Looks like modernity is breeding a generation of skeptics..... 


  1. This comment has been removed by the author.

  2. I totally agree, I feel that these days with all the technological advancements and tools people have access to it is hard to determine what is real. I don't know if it is because I am a Com student, but I find myself analyzing content more these days, but I must admit I was fooled by the baby snatching eagle - I was shocked the first time I saw it! It sucks that we have to over analyze everything, and to be honest it is causing serious trust issues. This problem also occurs when doing research.. I always have to make sure that my sources are legit, because now anyone can just write anything on the internet. We are much more easily fooled these days, while it it can entertaining at times.. it can also be upsetting.
    Basically we need to be critical of EVERYTHING which kind of takes the fun out...
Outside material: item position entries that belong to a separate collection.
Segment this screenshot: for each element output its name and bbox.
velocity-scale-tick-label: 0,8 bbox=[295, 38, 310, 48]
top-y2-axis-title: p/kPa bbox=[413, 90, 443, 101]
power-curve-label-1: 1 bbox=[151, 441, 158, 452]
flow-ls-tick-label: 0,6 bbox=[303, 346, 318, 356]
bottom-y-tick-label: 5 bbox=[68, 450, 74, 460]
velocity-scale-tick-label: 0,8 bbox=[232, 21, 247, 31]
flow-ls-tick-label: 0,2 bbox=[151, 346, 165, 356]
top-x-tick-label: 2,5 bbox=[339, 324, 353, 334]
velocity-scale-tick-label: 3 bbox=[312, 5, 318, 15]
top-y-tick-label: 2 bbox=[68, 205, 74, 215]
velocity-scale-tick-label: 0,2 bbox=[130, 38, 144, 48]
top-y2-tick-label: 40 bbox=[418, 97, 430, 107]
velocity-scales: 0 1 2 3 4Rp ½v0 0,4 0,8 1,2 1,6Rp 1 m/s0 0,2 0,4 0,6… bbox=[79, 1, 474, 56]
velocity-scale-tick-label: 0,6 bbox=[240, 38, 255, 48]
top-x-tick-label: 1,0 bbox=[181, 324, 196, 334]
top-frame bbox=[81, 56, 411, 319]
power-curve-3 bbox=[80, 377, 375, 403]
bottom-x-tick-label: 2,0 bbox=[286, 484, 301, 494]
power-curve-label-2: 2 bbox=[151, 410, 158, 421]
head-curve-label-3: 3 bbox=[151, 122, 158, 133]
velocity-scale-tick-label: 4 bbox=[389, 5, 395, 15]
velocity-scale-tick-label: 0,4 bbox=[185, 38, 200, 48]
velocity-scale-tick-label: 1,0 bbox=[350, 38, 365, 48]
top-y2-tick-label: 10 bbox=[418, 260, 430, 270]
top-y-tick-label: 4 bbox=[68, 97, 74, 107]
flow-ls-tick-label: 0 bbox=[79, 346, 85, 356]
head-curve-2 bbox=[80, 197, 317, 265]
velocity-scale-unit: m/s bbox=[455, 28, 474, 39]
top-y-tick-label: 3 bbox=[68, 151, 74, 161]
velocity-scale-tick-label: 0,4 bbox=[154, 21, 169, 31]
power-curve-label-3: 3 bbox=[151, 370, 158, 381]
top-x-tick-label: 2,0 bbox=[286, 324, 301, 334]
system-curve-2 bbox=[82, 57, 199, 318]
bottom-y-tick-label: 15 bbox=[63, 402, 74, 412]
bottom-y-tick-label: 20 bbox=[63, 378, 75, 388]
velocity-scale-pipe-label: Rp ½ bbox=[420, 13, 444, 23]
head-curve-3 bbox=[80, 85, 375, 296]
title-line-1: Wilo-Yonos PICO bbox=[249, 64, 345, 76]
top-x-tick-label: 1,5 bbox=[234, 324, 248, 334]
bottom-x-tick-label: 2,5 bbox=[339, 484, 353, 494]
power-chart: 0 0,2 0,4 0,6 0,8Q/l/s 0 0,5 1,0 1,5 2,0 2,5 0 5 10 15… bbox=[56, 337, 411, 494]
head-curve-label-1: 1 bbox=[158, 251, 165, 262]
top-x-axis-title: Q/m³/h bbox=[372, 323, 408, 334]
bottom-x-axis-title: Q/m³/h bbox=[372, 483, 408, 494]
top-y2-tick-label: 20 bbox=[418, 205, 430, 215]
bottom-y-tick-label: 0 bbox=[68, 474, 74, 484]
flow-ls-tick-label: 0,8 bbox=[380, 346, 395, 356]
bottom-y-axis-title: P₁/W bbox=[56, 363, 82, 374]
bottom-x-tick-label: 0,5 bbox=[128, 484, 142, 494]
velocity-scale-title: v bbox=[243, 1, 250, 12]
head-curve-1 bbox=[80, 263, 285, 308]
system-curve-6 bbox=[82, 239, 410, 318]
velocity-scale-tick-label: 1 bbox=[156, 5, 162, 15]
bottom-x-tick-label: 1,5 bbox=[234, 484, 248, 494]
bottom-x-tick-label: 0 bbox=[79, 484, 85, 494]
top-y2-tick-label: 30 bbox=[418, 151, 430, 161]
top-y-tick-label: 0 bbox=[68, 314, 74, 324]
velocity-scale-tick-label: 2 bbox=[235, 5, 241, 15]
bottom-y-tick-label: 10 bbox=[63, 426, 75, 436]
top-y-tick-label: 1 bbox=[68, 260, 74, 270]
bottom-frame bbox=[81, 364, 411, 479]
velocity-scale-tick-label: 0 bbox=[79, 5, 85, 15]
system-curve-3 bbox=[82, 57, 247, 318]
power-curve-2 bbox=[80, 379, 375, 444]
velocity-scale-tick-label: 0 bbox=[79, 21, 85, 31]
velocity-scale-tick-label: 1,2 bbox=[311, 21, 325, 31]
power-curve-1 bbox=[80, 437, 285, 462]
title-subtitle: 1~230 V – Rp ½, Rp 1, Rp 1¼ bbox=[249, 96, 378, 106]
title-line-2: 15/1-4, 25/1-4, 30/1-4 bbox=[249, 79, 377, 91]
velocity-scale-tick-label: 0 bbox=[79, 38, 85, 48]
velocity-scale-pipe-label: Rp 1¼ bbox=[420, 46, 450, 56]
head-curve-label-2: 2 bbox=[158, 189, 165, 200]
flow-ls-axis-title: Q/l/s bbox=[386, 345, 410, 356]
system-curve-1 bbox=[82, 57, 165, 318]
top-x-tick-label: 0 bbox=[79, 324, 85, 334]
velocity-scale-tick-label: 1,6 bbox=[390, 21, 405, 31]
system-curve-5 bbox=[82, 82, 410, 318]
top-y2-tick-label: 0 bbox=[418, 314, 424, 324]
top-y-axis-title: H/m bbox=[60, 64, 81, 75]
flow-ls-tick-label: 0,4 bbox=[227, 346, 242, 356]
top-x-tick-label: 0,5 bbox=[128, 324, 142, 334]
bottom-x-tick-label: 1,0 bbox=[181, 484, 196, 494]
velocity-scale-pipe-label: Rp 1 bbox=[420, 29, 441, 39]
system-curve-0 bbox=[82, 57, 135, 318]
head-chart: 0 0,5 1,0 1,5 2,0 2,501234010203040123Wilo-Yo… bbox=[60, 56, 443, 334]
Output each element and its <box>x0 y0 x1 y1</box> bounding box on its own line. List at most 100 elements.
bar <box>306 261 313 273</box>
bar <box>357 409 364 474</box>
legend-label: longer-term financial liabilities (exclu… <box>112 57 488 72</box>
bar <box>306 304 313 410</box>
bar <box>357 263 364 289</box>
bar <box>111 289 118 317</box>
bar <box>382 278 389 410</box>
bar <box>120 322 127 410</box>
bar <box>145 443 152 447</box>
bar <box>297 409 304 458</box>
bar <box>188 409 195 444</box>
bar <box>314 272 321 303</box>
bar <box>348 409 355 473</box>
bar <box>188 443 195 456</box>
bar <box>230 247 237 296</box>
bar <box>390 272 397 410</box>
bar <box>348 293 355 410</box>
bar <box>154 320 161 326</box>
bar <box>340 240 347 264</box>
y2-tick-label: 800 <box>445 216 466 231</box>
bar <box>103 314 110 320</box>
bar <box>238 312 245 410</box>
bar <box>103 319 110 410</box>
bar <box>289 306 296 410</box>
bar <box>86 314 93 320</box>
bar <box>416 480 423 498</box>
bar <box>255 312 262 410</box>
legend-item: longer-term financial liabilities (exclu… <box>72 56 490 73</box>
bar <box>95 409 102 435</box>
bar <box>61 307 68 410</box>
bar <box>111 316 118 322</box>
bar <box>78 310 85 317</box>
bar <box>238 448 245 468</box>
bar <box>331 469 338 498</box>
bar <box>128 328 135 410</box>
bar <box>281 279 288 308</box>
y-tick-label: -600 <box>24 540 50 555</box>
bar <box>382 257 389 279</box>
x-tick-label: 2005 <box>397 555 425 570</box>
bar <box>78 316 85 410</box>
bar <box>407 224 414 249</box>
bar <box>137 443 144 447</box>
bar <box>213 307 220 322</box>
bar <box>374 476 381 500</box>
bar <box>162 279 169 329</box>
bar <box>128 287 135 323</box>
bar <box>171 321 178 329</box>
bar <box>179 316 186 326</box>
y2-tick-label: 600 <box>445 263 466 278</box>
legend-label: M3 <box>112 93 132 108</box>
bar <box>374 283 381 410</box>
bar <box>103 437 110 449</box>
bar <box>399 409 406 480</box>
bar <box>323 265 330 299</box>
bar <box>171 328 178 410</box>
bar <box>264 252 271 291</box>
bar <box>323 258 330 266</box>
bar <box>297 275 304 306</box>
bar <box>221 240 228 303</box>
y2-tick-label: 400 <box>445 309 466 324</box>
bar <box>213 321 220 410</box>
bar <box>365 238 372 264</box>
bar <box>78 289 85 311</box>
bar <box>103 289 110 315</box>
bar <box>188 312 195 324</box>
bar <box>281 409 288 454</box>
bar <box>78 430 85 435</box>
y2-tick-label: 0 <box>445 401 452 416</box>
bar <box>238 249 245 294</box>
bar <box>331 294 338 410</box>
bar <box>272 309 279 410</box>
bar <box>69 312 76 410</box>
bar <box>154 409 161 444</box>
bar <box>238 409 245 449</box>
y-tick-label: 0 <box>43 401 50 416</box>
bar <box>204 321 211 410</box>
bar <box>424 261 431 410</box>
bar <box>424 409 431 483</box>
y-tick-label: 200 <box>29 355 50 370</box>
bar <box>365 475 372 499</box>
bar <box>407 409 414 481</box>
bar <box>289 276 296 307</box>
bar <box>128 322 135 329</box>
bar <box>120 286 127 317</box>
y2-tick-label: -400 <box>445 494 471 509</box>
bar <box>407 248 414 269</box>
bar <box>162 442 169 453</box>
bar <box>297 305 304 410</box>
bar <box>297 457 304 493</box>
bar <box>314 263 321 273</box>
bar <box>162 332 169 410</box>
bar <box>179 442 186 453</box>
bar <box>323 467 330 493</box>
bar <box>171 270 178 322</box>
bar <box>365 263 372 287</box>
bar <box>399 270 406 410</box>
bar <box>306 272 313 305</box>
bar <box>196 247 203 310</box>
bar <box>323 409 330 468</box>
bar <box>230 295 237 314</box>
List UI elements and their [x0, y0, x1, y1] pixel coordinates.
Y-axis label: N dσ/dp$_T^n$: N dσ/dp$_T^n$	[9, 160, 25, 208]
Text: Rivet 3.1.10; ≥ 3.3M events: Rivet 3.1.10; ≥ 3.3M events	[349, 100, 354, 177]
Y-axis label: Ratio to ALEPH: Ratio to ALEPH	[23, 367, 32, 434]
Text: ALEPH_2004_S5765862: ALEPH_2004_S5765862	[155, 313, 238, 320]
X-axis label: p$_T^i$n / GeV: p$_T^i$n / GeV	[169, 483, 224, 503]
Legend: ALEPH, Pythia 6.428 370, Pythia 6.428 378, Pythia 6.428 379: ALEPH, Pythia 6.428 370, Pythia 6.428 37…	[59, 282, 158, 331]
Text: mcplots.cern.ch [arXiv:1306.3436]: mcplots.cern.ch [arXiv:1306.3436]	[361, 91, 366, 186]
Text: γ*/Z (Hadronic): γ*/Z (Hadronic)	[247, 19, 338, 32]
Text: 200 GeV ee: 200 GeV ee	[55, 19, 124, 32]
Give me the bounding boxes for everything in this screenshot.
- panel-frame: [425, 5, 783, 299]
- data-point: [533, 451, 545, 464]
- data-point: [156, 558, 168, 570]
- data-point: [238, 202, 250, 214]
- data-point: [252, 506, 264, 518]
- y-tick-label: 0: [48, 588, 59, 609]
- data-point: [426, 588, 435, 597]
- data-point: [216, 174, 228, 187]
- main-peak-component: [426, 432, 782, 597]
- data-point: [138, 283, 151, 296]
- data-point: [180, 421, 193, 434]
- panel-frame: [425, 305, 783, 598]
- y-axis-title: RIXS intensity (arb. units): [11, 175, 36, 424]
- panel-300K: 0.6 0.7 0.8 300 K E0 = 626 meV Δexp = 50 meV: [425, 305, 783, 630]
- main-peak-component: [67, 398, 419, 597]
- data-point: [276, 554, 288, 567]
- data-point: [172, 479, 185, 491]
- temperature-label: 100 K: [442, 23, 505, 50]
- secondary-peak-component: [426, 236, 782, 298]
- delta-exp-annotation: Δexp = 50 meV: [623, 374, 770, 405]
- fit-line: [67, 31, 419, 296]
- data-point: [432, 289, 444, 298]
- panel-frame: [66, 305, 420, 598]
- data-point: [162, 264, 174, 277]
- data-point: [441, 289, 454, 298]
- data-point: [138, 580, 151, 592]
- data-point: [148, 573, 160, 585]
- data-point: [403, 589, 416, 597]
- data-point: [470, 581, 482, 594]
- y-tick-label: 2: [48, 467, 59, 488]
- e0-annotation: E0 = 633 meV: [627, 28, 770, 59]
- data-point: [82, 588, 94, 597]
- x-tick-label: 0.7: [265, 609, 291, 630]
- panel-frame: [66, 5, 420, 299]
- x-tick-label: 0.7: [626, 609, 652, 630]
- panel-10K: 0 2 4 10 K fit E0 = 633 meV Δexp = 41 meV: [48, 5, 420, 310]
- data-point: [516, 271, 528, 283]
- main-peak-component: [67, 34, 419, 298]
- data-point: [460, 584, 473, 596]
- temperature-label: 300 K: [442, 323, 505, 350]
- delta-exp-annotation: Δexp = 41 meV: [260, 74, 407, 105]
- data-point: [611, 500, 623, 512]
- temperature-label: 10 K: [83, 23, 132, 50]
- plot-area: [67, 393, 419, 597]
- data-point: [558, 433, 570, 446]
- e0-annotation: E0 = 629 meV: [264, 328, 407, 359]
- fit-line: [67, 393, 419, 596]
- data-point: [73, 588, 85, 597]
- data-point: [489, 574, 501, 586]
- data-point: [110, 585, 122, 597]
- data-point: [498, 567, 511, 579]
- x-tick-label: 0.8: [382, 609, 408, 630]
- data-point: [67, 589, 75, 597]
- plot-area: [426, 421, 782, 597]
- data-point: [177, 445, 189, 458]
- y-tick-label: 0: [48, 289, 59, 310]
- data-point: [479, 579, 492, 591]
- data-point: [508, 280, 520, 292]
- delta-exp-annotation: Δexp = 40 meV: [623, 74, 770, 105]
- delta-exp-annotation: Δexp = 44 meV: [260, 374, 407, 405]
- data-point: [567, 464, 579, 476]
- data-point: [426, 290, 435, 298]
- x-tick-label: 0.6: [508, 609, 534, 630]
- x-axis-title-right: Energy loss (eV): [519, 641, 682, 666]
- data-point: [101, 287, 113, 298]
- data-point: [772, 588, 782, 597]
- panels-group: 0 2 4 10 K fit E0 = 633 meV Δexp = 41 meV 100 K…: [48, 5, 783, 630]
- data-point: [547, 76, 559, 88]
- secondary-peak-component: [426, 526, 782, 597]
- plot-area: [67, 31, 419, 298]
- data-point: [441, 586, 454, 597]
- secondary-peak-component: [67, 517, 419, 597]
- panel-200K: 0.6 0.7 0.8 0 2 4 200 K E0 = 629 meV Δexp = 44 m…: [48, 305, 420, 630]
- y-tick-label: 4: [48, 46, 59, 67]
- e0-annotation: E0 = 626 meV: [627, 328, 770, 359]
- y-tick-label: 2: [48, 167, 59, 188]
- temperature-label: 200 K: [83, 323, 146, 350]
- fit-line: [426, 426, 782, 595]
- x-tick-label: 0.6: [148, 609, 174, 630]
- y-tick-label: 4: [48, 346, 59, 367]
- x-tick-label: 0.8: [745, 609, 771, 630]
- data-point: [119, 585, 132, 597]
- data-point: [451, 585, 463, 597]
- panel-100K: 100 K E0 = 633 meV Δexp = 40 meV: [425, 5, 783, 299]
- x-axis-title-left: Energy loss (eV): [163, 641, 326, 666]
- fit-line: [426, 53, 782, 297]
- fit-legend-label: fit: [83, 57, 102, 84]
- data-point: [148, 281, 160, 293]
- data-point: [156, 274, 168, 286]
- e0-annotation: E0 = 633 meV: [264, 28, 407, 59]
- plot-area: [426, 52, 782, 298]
    1. Yes, it is quite unfortunate that we need to be critical of even those things which we should be able to trust, such as the news. The technology we possess and the power it gives is is amazing, yet the fact that it blurs the line of fiction and reality is quite frustrating. Moreover, this blurring could be very dangerous when applied to things such as legal cases. Which is a whole other area to think about.

  3. I love how this was brought up in class today too! You bring up such a great point, and I can't believe we haven't talked about it before. I completely agree - we are all skeptics now, especially Communications students. I feel as though these cases are happening more and more often proving to people that we cannot trust everything we see. However, I think there might be a positive aspect to this because it creates a generation of people who are forced to double check content, resources and information they find anywhere. I think this could develop individuals who conduct thorough research and will go to greater lengths to find the most credible and valid sources.
    This is such an interesting topic, and Mike and I even ran into this problem on our show last week when we were duped by the article published by The Record about the person from Ohio who indicted the groundhog Phil for lying to the population about the early arrival of spring. We went on for a full ten minute discussion about how ridiculous this person is before we realized it was a joke, and simply published as a light-hearted article meant for a few laughs. Well I'm sure anyone listening to the show were laughing at us! Turns out we have to even double check the information coming from the news now!

    1. Thanks Autumn! I enjoyed reading the positive spin you put onto this newly required skepticism. Especially knowing that you have had your own experiences trusting a source you believed to be reliable, that turned out to be slightly less so. Double checking sources is no doubt going to be a VITAL part of future generation information gatherers. It is tedious and frustrating, and unfortunately, I predict that many people will claim to check their sources yet may slack in doing so. The lesson we will all have to all learn to live with is, the need to take all that we read and see with a grain of salt.

  4. I think you bring up a great question at the end and now I am wondering the same thing. I guess its becoming more and more difficult to find real truths as everything can be manipulated with.

  5. 100 percent. The scary part is the idea that 'real truths' will cease to exist. WIth the ability for so many aspects of our lives to be manipulated we just keep pushing ourselves further and further from reality, therefore real truths become increasingly hard to unveil at all. More often than not, the world will likely be fed a skewed version of events as a result of this.